Multi-level Wavelet-CNN for Image Restoration (1805.07071v2)

Published 18 May 2018 in cs.CV

Abstract: The tradeoff between receptive field size and efficiency is a crucial issue in low level vision. Plain convolutional networks (CNNs) generally enlarge the receptive field at the expense of computational cost. Recently, dilated filtering has been adopted to address this issue. But it suffers from gridding effect, and the resulting receptive field is only a sparse sampling of input image with checkerboard patterns. In this paper, we present a novel multi-level wavelet CNN (MWCNN) model for better tradeoff between receptive field size and computational efficiency. With the modified U-Net architecture, wavelet transform is introduced to reduce the size of feature maps in the contracting subnetwork. Furthermore, another convolutional layer is further used to decrease the channels of feature maps. In the expanding subnetwork, inverse wavelet transform is then deployed to reconstruct the high resolution feature maps. Our MWCNN can also be explained as the generalization of dilated filtering and subsampling, and can be applied to many image restoration tasks. The experimental results clearly show the effectiveness of MWCNN for image denoising, single image super-resolution, and JPEG image artifacts removal.

Citations (611)

View on Semantic Scholar

Summary

The paper introduces a novel MWCNN architecture that combines discrete wavelet transforms with CNNs to boost image restoration tasks.
It efficiently expands the receptive field while reducing computational load, outperforming state-of-the-art methods in PSNR and SSIM.
Experiments on benchmark datasets reveal gains of up to 1.2dB PSNR, highlighting the practical benefits of integrating classical signal processing with deep learning.

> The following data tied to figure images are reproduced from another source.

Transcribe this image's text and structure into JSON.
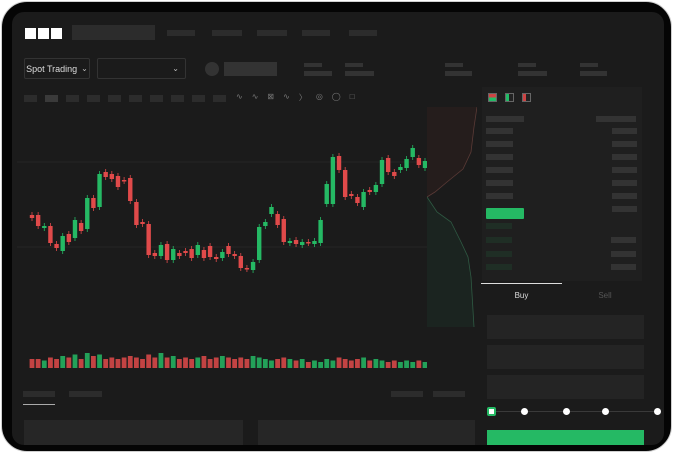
{
  "header": {
    "logo": "OKX"
  },
  "toolbar": {
    "market_type": "Spot Trading",
    "pair_selector": ""
  },
  "trade": {
    "buy_tab": "Buy",
    "sell_tab": "Sell",
    "active_tab": "Buy",
    "leverage_steps": 5,
    "leverage_selected": 0
  },
  "colors": {
    "up": "#25b964",
    "down": "#e04a4a",
    "background": "#1b1b1b",
    "frame": "#050505"
  },
  "icons": [
    "chevron-down-icon",
    "line-tool-icon",
    "ruler-icon",
    "circle-icon",
    "settings-icon",
    "fullscreen-icon",
    "orderbook-both-icon",
    "orderbook-buy-icon",
    "orderbook-sell-icon"
  ],
  "chart_data": {
    "type": "candlestick",
    "title": "",
    "xlabel": "",
    "ylabel": "",
    "grid": true,
    "candles": [
      [
        67,
        64
      ],
      [
        67,
        56
      ],
      [
        54,
        56
      ],
      [
        56,
        39
      ],
      [
        38,
        34
      ],
      [
        31,
        46
      ],
      [
        48,
        40
      ],
      [
        44,
        62
      ],
      [
        59,
        51
      ],
      [
        53,
        84
      ],
      [
        84,
        74
      ],
      [
        75,
        108
      ],
      [
        110,
        105
      ],
      [
        108,
        103
      ],
      [
        106,
        95
      ],
      [
        102,
        101
      ],
      [
        104,
        81
      ],
      [
        80,
        57
      ],
      [
        60,
        58
      ],
      [
        58,
        27
      ],
      [
        29,
        26
      ],
      [
        26,
        37
      ],
      [
        38,
        22
      ],
      [
        22,
        33
      ],
      [
        29,
        26
      ],
      [
        31,
        29
      ],
      [
        33,
        24
      ],
      [
        27,
        37
      ],
      [
        32,
        24
      ],
      [
        36,
        25
      ],
      [
        25,
        23
      ],
      [
        24,
        30
      ],
      [
        36,
        28
      ],
      [
        28,
        26
      ],
      [
        26,
        14
      ],
      [
        14,
        13
      ],
      [
        12,
        20
      ],
      [
        22,
        55
      ],
      [
        56,
        60
      ],
      [
        68,
        75
      ],
      [
        68,
        57
      ],
      [
        63,
        40
      ],
      [
        39,
        41
      ],
      [
        42,
        38
      ],
      [
        37,
        40
      ],
      [
        40,
        39
      ],
      [
        38,
        41
      ],
      [
        39,
        62
      ],
      [
        78,
        98
      ],
      [
        78,
        125
      ],
      [
        126,
        112
      ],
      [
        112,
        85
      ],
      [
        88,
        86
      ],
      [
        85,
        79
      ],
      [
        75,
        90
      ],
      [
        92,
        90
      ],
      [
        90,
        97
      ],
      [
        98,
        122
      ],
      [
        124,
        110
      ],
      [
        110,
        106
      ],
      [
        112,
        115
      ],
      [
        114,
        123
      ],
      [
        125,
        134
      ],
      [
        124,
        117
      ],
      [
        114,
        121
      ]
    ],
    "volume": [
      6,
      6,
      5,
      7,
      6,
      8,
      7,
      9,
      6,
      10,
      8,
      9,
      6,
      7,
      6,
      7,
      8,
      7,
      6,
      9,
      7,
      10,
      7,
      8,
      6,
      7,
      6,
      7,
      8,
      6,
      7,
      8,
      7,
      6,
      7,
      6,
      8,
      7,
      6,
      5,
      6,
      7,
      6,
      5,
      6,
      4,
      5,
      4,
      6,
      5,
      7,
      6,
      5,
      6,
      7,
      5,
      6,
      5,
      4,
      5,
      4,
      5,
      4,
      5,
      4
    ]
  }
}
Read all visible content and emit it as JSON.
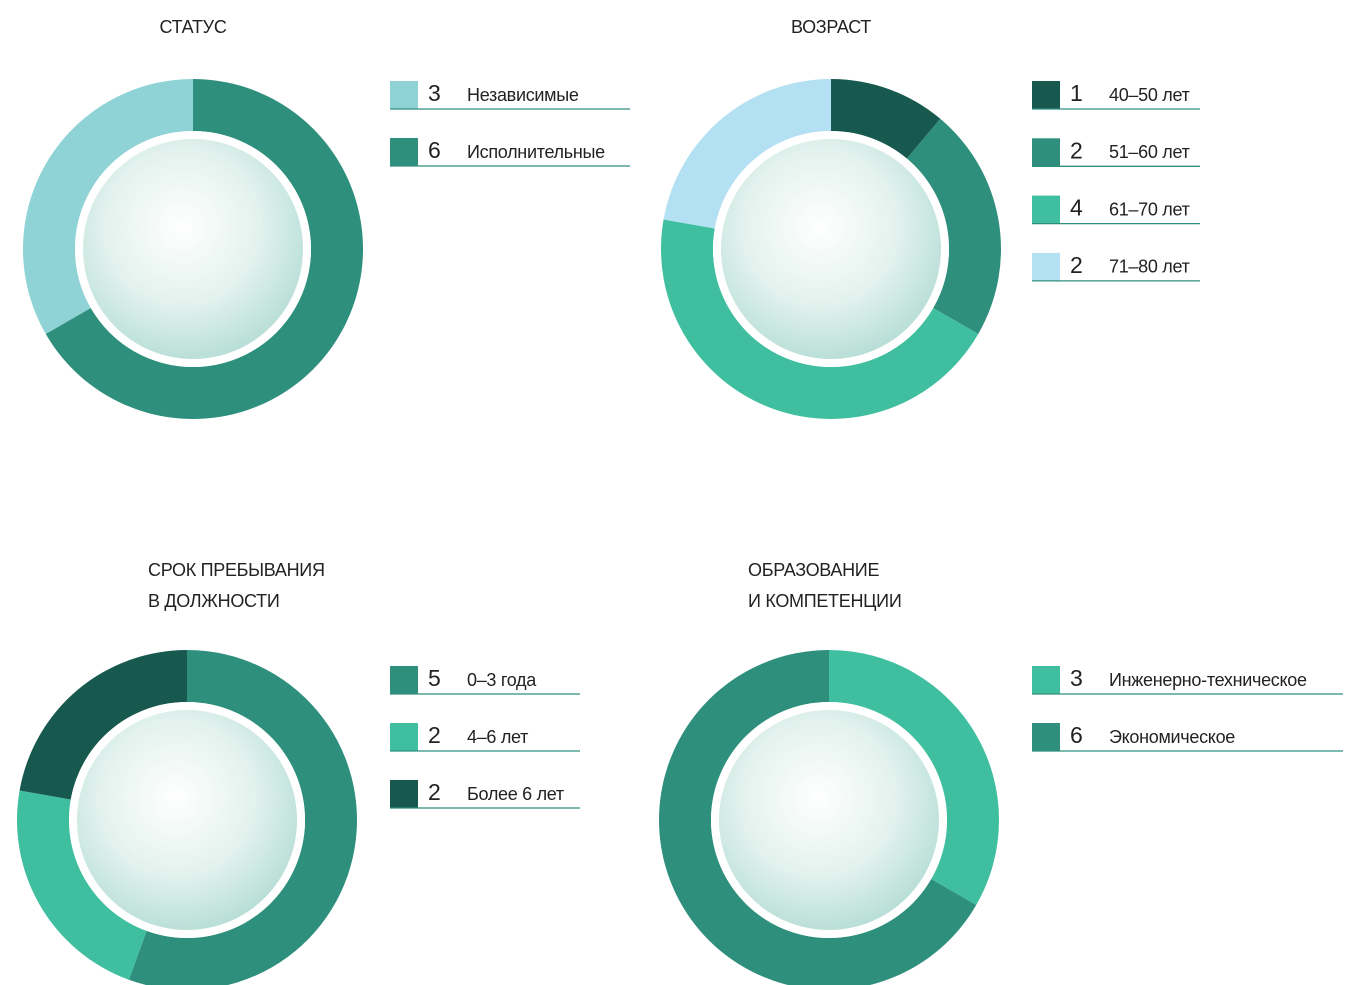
{
  "chart_data": [
    {
      "type": "pie",
      "title": "СТАТУС",
      "categories": [
        "Независимые",
        "Исполнительные"
      ],
      "values": [
        3,
        6
      ],
      "colors": [
        "#8fd3d6",
        "#2f8f7d"
      ],
      "counterclockwise": true
    },
    {
      "type": "pie",
      "title": "ВОЗРАСТ",
      "categories": [
        "40–50 лет",
        "51–60 лет",
        "61–70 лет",
        "71–80 лет"
      ],
      "values": [
        1,
        2,
        4,
        2
      ],
      "colors": [
        "#17594e",
        "#2f8f7d",
        "#3fbf9f",
        "#b4e0f3"
      ],
      "counterclockwise": false
    },
    {
      "type": "pie",
      "title": "СРОК ПРЕБЫВАНИЯ\nВ ДОЛЖНОСТИ",
      "categories": [
        "0–3 года",
        "4–6 лет",
        "Более 6 лет"
      ],
      "values": [
        5,
        2,
        2
      ],
      "colors": [
        "#2f8f7d",
        "#3fbf9f",
        "#17594e"
      ],
      "counterclockwise": false
    },
    {
      "type": "pie",
      "title": "ОБРАЗОВАНИЕ\nИ КОМПЕТЕНЦИИ",
      "categories": [
        "Инженерно-техническое",
        "Экономическое"
      ],
      "values": [
        3,
        6
      ],
      "colors": [
        "#3fbf9f",
        "#2f8f7d"
      ],
      "counterclockwise": false
    }
  ]
}
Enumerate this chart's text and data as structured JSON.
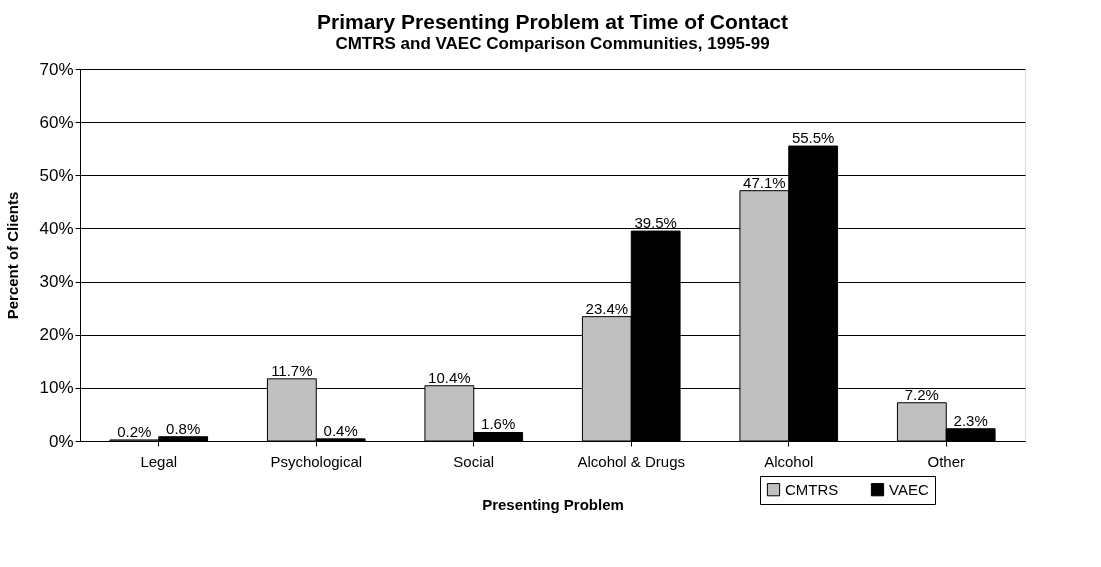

Multi-level Wavelet-CNN for Image Restoration

The paper presents a multi-level wavelet convolutional neural network (MWCNN) model as an enhanced architecture for image restoration tasks, such as image denoising, single image super-resolution (SISR), and JPEG artifact removal. The authors aim to address the tradeoff between receptive field size and computational efficiency, a common challenge in the development of convolutional neural networks (CNNs) for low-level vision tasks.

Core Contributions

The paper introduces a novel integration of wavelet transforms with CNNs, optimizing the U-Net architecture to achieve superior performance in image restoration by leveraging the discrete wavelet transform (DWT) and inverse wavelet transform (IWT). The MWCNN architecture is designed with a contracting subnetwork, where the DWT is used to downsample feature maps effectively, while an expanding subnetwork employs IWT to reconstruct high-resolution feature maps. This architecture enables the model to maintain a large receptive field, crucial for improved restoration performance, without incurring the computational costs typical of traditional methods that rely on deeper networks or dilated filters.

Key Numerical Results

The experimental results demonstrate that MWCNN significantly surpasses previous approaches in terms of peak signal-to-noise ratio (PSNR) and structural similarity index measure (SSIM) across multiple datasets: Set12, BSD68, and Urban100 for image denoising; Set5, Set14, BSD100, and Urban100 for SISR; and Classic5 and LIVE1 for JPEG artifact removal. Notably, the MWCNN model presents an appreciable improvement in PSNR of up to 0.5dB to 1.2dB compared to state-of-the-art models such as DnCNN and MemNet, especially at higher noise levels and larger scaling factors, demonstrating its efficacy in preserving detail and reducing computational burden.

Theoretical and Practical Implications

The model's incorporation of wavelet transforms allows it to efficiently handle the increase in spatial context required for precise image restoration, all while maintaining computational efficiency. This approach is indicative of a broader trend in machine learning: the integration of classical signal processing techniques with deep learning models to enhance performance in nuanced tasks. The ability to retain detailed frequency and location information, inherent in wavelet transforms, shows promise in mitigating the loss of fine textures commonly seen in image restoration.

Speculation on Future Developments

Given the success of the MWCNN in various image restoration tasks, its versatile architecture may inspire further exploration into higher-level vision tasks, such as image classification or segmentation, where retaining detailed spatial information is beneficial. An exciting avenue for future work could involve extending this wavelet-integrated approach to address more complex restoration scenarios, such as image deblurring or blind deconvolution, where traditional CNN architectures struggle due to their convolution limitations.

Overall, the paper presents a compelling case for the use of wavelet transforms within CNN architectures, setting a precedent for future research endeavors in expanding the capabilities and efficiencies of neural networks in image processing domains.